Le 12 opere scaturiscono dagli scatti fotografici di Nando Calabrese, che incrociano il segno pittorico di Pietro Loffredo, in una sorta di magia scaramantica che affida all’arte la difesa di quei volti femminili: al centro del progetto dei due autori, che raffinano e rafforzano la loro collaborazione, si afferma quell’ ioSono, io esisto, che in tutta la sua forza si manifesta individuale, irripetibile. In occasione dell’inaugurazione Pietro Loffredo e Nando Calabrese si esibiranno in performance, disegni e scatti fotografici dal vivo che coinvolgeranno il pubblico presente, in un gioco di rimandi ai segni propiziatori delle opere e di provocazioni per cercare [nel’assenza delle Istituzioni] in amuleti e magia gli strumenti per proteggersi dalla violenza.

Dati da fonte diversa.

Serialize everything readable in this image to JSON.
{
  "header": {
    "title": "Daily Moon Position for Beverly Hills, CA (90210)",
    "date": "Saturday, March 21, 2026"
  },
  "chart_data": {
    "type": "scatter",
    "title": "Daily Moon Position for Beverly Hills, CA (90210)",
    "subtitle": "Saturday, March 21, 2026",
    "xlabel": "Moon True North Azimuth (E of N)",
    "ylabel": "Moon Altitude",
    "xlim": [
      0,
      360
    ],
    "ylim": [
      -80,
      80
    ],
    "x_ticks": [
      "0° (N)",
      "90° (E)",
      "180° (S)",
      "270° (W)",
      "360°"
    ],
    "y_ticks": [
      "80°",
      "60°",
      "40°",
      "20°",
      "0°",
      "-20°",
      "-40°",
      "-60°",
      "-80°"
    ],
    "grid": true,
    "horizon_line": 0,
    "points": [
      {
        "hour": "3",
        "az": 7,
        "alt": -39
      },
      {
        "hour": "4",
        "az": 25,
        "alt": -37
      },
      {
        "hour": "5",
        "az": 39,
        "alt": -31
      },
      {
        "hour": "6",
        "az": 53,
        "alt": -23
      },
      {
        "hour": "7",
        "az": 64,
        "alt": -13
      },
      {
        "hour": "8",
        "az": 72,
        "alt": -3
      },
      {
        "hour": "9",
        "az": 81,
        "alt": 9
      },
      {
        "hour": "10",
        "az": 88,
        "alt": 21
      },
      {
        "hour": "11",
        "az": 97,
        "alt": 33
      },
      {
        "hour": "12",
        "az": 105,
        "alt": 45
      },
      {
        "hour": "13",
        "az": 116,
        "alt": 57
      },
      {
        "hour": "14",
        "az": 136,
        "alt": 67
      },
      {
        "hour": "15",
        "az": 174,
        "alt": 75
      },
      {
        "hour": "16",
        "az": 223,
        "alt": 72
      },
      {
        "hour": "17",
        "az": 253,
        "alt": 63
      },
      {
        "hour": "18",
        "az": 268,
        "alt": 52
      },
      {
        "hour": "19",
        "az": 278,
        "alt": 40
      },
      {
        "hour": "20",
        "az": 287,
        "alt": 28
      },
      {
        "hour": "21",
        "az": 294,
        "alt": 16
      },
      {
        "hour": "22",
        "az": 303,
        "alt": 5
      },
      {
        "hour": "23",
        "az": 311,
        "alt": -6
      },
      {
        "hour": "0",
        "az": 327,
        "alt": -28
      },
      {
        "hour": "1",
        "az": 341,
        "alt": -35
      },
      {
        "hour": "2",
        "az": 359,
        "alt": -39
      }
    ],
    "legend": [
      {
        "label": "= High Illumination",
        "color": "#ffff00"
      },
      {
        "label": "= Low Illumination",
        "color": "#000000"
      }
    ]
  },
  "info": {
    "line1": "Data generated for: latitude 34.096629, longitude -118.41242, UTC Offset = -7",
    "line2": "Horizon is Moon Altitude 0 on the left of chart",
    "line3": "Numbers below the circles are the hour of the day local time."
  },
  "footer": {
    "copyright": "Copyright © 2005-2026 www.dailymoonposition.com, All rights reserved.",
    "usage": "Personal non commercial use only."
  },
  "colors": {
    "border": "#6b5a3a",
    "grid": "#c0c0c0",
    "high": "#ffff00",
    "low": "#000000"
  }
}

La mostra promossa dall’associazione “TempoLibero” rientra nelle iniziative della Biblioteca napoletana per celebrare la Giornata Internazionale per l’Eliminazione della Violenza contro le Donne, e sarà visitabile tutti i giorni, dal lunedì al giovedì ore 12 e ore 16, venerdì solo ore 12,00 fino all’ 8 gennaio 2024. Dopo Napoli le opere saranno esposte in varie città italiane. I due autori, che più volte hanno collaborato tra loro, hanno all’attivo numerose esposizioni, personali e collettive








Pietro Loffredo
Nando Calabrese
Gran parte della sua esperienza fotografica affonda le radici nel mondo dell’arte, ambito nel quale ha sviluppato nel tempo uno sguardo sensibile, attento e profondamente consapevole dei linguaggi visivi contemporanei. Da anni si dedica con costanza e passione al racconto per immagini delle mostre d’arte contemporanea che animano Napoli e il suo territorio, costruendo una narrazione visiva capace di restituire non solo le opere, ma anche le atmosfere, le relazioni e i contesti in cui esse prendono forma.
Napoletano, ha costruito nel tempo un percorso artistico articolato e coerente, esponendo le proprie opere in numerose città di rilievo nel panorama culturale internazionale, tra cui Roma, Venezia, Napoli, Bastia, Montecarlo, Parigi, Berlino e Barcellona. La sua presenza in contesti espositivi così diversi testimonia una ricerca capace di dialogare con pubblici e sensibilità eterogenee, mantenendo al contempo una forte identità espressiva.